After making us wait for excruciating two years that felt like twenty, ‘Mindhunter’ returns with a strong season that delivers the chills and the excitement that its crisp, gloomy teasers had promised. It gives the audience exactly what they wanted in the form of Manson and Berkowitz interviews while steering the series in a pleasantly unexpected direction which might determine the course of the future seasons. The Atlanta Child Murders are the highlight, but there are a lot of other things with which David Fincher continues to engage the imagination of his audience. If you haven’t yet seen the series, catch it on Netflix.
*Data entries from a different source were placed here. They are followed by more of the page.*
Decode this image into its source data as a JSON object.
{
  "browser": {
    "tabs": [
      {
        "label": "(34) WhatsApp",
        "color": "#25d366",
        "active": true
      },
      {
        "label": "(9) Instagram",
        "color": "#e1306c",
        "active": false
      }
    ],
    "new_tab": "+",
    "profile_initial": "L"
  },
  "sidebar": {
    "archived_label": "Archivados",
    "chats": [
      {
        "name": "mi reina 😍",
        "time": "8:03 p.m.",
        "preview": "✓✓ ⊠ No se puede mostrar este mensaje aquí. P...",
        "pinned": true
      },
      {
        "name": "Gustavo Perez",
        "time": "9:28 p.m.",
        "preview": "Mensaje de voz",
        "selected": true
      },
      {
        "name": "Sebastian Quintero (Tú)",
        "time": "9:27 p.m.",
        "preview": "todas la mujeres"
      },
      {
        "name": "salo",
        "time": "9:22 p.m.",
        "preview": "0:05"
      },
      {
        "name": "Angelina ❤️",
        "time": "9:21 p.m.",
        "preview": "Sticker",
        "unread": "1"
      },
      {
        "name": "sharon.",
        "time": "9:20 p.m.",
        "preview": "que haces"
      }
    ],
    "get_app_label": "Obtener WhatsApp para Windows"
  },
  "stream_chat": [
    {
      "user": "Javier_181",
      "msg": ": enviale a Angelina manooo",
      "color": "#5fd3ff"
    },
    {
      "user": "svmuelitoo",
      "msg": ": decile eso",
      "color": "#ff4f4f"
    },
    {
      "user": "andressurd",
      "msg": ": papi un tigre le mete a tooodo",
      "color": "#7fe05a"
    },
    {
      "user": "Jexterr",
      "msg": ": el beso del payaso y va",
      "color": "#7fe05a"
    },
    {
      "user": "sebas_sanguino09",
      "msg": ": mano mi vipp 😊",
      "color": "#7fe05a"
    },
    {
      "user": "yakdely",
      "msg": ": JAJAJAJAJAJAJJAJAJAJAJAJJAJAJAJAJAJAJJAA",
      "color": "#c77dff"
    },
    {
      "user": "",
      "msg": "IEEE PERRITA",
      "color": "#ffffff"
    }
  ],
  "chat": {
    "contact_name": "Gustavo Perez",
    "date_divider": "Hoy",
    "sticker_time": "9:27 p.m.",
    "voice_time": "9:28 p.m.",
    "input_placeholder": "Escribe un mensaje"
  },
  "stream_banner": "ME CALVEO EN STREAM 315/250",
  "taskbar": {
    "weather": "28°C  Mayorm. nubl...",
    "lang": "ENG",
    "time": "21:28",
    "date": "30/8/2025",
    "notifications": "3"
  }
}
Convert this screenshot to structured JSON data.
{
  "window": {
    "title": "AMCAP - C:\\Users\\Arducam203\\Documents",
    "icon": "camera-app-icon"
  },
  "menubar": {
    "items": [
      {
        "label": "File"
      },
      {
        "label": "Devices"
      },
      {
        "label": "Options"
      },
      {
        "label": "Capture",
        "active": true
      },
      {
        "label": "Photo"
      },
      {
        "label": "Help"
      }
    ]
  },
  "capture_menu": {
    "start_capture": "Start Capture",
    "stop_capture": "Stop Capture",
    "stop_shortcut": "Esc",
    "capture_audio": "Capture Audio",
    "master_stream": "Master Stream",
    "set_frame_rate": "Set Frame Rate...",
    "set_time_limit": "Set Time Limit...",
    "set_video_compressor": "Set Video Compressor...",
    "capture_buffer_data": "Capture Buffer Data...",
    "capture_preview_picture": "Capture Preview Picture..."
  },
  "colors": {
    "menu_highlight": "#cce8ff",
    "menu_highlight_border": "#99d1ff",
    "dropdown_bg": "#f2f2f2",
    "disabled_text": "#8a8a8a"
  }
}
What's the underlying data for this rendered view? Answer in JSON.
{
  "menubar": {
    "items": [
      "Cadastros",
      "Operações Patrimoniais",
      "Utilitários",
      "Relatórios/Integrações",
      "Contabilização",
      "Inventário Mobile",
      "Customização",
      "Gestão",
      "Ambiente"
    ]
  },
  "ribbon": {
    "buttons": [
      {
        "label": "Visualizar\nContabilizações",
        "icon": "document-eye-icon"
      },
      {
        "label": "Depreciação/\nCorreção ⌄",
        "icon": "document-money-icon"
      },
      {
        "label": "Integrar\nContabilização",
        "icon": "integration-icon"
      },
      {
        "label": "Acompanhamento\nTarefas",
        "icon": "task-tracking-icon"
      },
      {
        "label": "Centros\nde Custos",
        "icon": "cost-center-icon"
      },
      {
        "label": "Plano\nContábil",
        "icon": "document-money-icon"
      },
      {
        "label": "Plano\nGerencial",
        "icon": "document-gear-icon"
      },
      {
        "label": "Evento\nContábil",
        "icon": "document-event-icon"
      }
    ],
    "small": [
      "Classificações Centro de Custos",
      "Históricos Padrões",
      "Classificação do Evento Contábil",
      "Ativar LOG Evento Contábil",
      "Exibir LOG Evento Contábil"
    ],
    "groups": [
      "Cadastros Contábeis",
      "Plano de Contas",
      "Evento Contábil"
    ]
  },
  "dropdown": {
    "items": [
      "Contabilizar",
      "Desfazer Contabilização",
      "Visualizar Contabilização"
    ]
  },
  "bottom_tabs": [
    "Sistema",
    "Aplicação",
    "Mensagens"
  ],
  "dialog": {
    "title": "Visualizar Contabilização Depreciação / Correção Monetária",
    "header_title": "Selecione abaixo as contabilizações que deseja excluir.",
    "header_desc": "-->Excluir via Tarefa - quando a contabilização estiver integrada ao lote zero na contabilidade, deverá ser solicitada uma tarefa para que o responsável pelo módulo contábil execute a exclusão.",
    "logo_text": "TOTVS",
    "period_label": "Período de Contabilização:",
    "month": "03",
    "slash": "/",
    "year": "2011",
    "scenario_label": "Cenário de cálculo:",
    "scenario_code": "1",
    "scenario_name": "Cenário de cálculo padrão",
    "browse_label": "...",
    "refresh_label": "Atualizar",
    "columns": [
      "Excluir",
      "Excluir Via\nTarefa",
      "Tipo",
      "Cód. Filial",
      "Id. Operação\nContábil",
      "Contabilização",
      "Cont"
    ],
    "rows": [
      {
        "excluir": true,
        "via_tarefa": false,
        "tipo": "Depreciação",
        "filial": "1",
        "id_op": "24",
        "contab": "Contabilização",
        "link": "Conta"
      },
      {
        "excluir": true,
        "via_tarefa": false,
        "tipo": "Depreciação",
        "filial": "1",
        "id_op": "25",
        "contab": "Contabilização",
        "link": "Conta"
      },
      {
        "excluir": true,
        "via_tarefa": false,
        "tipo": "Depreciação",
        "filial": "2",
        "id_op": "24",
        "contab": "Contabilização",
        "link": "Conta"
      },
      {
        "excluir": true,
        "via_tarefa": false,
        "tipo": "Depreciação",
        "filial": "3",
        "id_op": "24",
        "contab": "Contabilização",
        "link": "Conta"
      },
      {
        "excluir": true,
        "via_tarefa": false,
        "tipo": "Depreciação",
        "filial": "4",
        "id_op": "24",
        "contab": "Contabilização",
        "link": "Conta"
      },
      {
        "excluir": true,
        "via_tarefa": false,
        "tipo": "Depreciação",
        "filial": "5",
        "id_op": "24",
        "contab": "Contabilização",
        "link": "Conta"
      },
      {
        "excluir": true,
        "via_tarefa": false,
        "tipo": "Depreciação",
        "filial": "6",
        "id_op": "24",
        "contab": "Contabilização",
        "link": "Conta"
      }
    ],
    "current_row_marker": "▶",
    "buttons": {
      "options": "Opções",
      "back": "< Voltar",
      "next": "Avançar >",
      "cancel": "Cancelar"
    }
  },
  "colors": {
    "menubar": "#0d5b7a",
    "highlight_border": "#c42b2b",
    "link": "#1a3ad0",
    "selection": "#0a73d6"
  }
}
Proceed with caution. SPOILERS AHEAD
Summary of the Plot
The first season of ‘Mindhunter’ had Special Agents Holden Ford and Bill Tench interviewing serial killers, a term they later coin, with the help of Dr Wendy Carr. Some big names become their subjects and their study gains momentum and finds a proper direction. It ends on an unnerving note when Holden flies too close to the sun and ends up with a panic attack. The second season picks up immediately after that. Tench has to get him out of the hospital while Robert Shepard has to pay the price for his arrogant behaviour that got the team in murky waters earlier. With a new head, the unit expands and finds a breakthrough moment with the Atlanta case. Meanwhile, Tench’s relationship with his wife deteriorates and Wendy tests new waters, both professionally and personally.
The Atlanta Child Murders Case
The second season of ‘Mindhunter’ took a considerable turn from its approach in the first season. Previously, the focus was on learning. There were more interviews with various killers. There were some here and there cases, but they were more of side projects. This time, after the fifth episode, the narrative is completely taken over by the Atlanta case where the practicality of the Behavioural Science Unit gets tested.
Holden, as always, seems to have grasped the situation. He has a clear-cut picture of the killer’s profile and comes up with some ideas to catch him. He knows what he is doing, and all the cases that he had worked in the previous season had yielded great results. He had been hailed for his ability to profile the culprits. He goes to Atlanta believing something similar to happen. Instead, he gets a completely different picture. This case isn’t like the others. This one is not marred just with brutality, but also with politics, race relations and a lot of red tapes.